CBC Literary Prizes

All This, and Heaven Too by Amanda Leduc

Amanda Leduc has made the 2019 CBC Short Story Prize longlist for All This, and Heaven Too.

2019 CBC Short Story Prize longlist

Amanda Leduc is an author from Hamilton, Ont. (Trevor Cole)

Amanda Leduc has made the 2019 CBC Short Story Prize longlist for All This, and Heaven Too.

About Amanda

Amanda Leduc is a disabled writer and author of The Miracles of Ordinary Men and the forthcoming books Disfigured: On Fairy Tales, Disability, And Making Space, and The Centaur's Wife. Her essays and stories have appeared in publications across Canada, the US and the UK. She has cerebral palsy and lives in Hamilton, Ont., where she serves as the communications and development coordinator for The Festival of Literary Diversity (FOLD), Canada's first festival for diverse authors and stories.

Entry in five-ish words

Bullies, miracles and the afterlife.

The story's source of inspiration

"I've always been fascinated by the idea of forgiveness, as well as magic and power.

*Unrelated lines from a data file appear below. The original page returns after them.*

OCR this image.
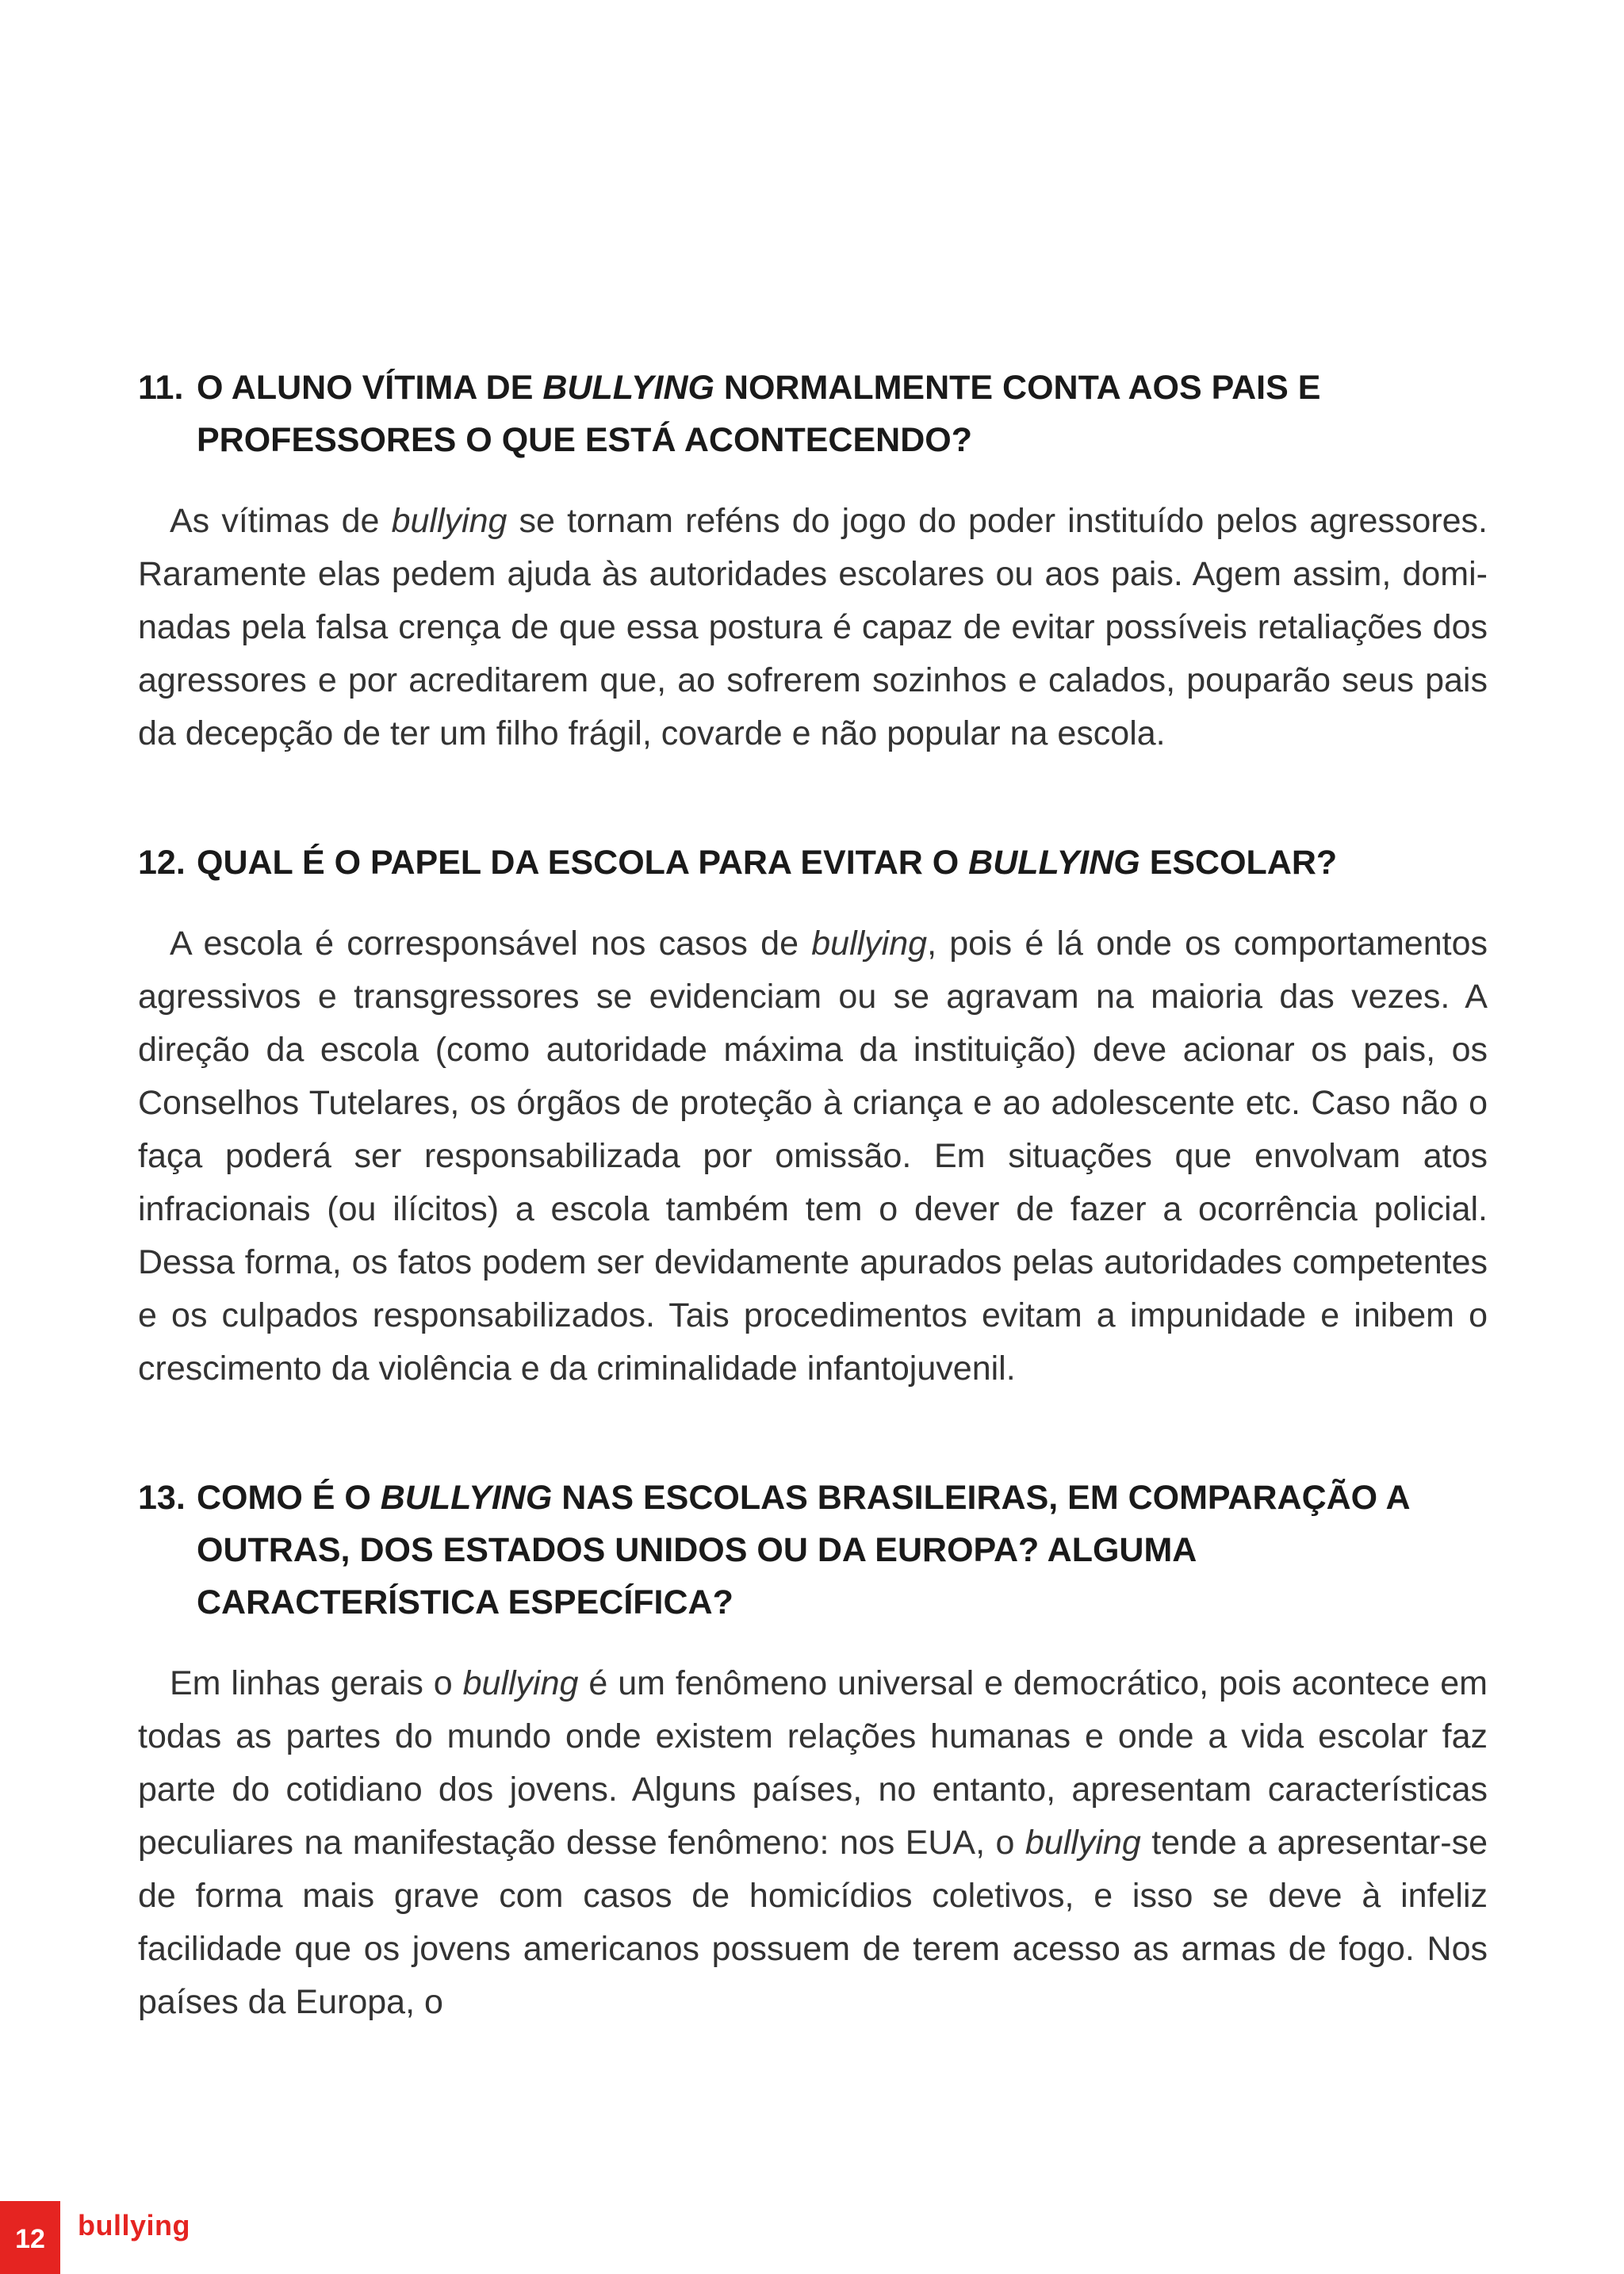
11. O ALUNO VÍTIMA DE BULLYING NORMALMENTE CONTA AOS PAIS E PROFESSORES O QUE ESTÁ ACONTECENDO?

As vítimas de bullying se tornam reféns do jogo do poder instituído pelos agressores. Raramente elas pedem ajuda às autoridades escolares ou aos pais. Agem assim, dominadas pela falsa crença de que essa postura é capaz de evitar possíveis retaliações dos agressores e por acreditarem que, ao sofrerem sozinhos e calados, pouparão seus pais da decepção de ter um filho frágil, covarde e não popular na escola.

12. QUAL É O PAPEL DA ESCOLA PARA EVITAR O BULLYING ESCOLAR?

A escola é corresponsável nos casos de bullying, pois é lá onde os comportamentos agressivos e transgressores se evidenciam ou se agravam na maioria das vezes. A direção da escola (como autoridade máxima da instituição) deve acionar os pais, os Conselhos Tutelares, os órgãos de proteção à criança e ao adolescente etc. Caso não o faça poderá ser responsabilizada por omissão. Em situações que envolvam atos infracionais (ou ilícitos) a escola também tem o dever de fazer a ocorrência policial. Dessa forma, os fatos podem ser devidamente apurados pelas autoridades competentes e os culpados responsabilizados. Tais procedimentos evitam a impunidade e inibem o crescimento da violência e da criminalidade infantojuvenil.

13. COMO É O BULLYING NAS ESCOLAS BRASILEIRAS, EM COMPARAÇÃO A OUTRAS, DOS ESTADOS UNIDOS OU DA EUROPA? ALGUMA CARACTERÍSTICA ESPECÍFICA?

Em linhas gerais o bullying é um fenômeno universal e democrático, pois acontece em todas as partes do mundo onde existem relações humanas e onde a vida escolar faz parte do cotidiano dos jovens. Alguns países, no entanto, apresentam características peculiares na manifestação desse fenômeno: nos EUA, o bullying tende a apresentar-se de forma mais grave com casos de homicídios coletivos, e isso se deve à infeliz facilidade que os jovens americanos possuem de terem acesso as armas de fogo. Nos países da Europa, o

12 bullying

I wanted to explore what forgiveness could mean in a situation where someone might be reluctant to give it — and specifically, where that forgiveness might literally mean the difference between life and death."

First lines

It's like this, okay: there's a white hall, and a long wooden floor, and a white mist and white walls, and everything smells like plastic — I don't know why but it does, that sort of faint, industrial smell you get from a factory or sometimes a cheap fog machine — and at the end of the hall there's another light, one so bright it hurts, and that's where you're supposed to go.

It's not a warm light, or a golden light. It's just... there. You step far enough into it and the light dissolves your cheekbones, like some kind of feathery acid. I've seen it happen. You exist, and then you don't. That's what the light does.

About the 2019 CBC Short Story Prize

The winner of the 2019 CBC Short Story Prize will receive $6,000 from the Canada Council for the Arts, have their work published on CBC Books and attend a two-week writing residency at the Banff Centre for Arts and Creativity. Four finalists will each receive $1,000 from the Canada Council for the Arts and have their work published on CBC Books.